Both my husband's and my parents are getting to the point where if one little thing happens, staying in their own homes will not be an option. You know them - the people who, at age 92, are still "several years" away from needing to move from their home. We're encouraging them both to move into a retirement community that offers them all the benefits that they don't have in their isolated lives at home.

Of course, they've been balking - big time. We decided to use a little psychology – always a good thing when you’re the ones plastered in the middle – and we convinced each set of parents that we needed their help getting the other set of parents to agree to a move. Each set thinks the other “really needs to move!”

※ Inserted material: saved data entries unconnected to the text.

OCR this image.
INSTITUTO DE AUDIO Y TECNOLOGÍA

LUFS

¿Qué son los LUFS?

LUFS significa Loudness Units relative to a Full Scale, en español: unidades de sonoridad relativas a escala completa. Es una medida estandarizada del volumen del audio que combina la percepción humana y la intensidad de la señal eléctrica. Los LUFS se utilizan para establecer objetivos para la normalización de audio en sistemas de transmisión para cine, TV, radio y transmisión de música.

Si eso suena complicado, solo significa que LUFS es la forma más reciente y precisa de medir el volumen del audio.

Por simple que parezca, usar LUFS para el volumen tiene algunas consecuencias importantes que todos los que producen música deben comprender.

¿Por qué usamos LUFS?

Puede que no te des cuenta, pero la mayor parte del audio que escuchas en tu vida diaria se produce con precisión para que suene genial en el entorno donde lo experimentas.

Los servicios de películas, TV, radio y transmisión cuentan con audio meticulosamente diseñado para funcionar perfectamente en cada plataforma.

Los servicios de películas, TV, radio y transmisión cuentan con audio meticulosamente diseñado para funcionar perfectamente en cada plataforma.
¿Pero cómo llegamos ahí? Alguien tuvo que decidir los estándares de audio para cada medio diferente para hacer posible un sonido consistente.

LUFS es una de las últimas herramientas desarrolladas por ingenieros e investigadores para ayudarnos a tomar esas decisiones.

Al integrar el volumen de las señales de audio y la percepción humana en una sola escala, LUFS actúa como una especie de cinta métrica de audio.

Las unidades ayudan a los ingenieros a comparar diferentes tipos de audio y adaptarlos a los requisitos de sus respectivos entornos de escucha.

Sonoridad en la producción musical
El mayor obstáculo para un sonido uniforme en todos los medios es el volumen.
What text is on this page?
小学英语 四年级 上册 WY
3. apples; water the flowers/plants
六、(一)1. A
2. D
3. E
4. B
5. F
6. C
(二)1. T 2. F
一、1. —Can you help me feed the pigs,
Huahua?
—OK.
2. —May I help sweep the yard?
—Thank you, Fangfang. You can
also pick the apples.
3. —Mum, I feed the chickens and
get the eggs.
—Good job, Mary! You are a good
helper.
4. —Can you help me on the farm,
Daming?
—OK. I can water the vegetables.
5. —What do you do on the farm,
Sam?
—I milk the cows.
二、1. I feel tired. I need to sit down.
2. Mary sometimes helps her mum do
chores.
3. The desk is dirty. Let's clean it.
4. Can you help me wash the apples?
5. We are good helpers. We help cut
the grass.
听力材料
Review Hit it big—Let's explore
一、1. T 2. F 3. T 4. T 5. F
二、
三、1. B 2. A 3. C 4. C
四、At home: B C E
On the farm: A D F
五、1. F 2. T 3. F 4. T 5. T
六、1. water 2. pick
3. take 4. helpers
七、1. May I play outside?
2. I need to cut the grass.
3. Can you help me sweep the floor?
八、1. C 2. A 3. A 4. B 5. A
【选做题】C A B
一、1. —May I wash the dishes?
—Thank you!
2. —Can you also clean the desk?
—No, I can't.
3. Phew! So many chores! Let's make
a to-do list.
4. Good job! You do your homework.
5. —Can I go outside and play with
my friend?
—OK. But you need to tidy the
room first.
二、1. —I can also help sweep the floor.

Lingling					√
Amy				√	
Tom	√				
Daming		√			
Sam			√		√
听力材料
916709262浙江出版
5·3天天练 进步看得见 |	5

When we finally got both sets of folks to agree to tour – together - a beautiful, new retirement community close to our home, it took about a month to set a date convenient to all - and that's after two cancellations. Then, when we arrived, both my mother and mother-in-law stood there with jaw set, saying, "No way are we moving in here with these old people!"

By the end of the tour (three hours later), they had softened, and realized that this could actually be fun - a good thing!

Of course now they want to tour several other communities to comparison shop, and of course, they want us to come with them. We, who have SO much extra time in our lives!

Then there are the kids: our eldest away at college, still needing her mom and dad to help her through the challenges she's facing being away from home for the first time in her life. The middle daughter, who calmly cruises along - until the high school pressure builds up, at which point we have major DRAMA, as the girls like to say. And then there's the youngest one, who's determined to chart her own course in life, and not follow in her older sisters' footprints, no matter what it takes!

And we're stuck in the middle. No peanut butter and jelly on this "sandwich" - just lots of time-consuming, emotion-draining listening, coaching and guiding.

But last Mother's Day, as we made the round of the parents, we saw in their eyes a new energy, and an excitement for a new phase in their lives. They couldn't stop talking about what it's going to take to get their homes ready to sell, or what they should do with all their (tons and tons and tons) of belongings.

The Mother's Day cards I got brought tears to my eyes, and even had me sobbing out loud (thank-you again, daughter #1).

And just for a day, I thought what a blessing it is to be surrounded by family, even when the pressure is coming from both sides. Being "smushed in the middle" isn't such a bad thing after all.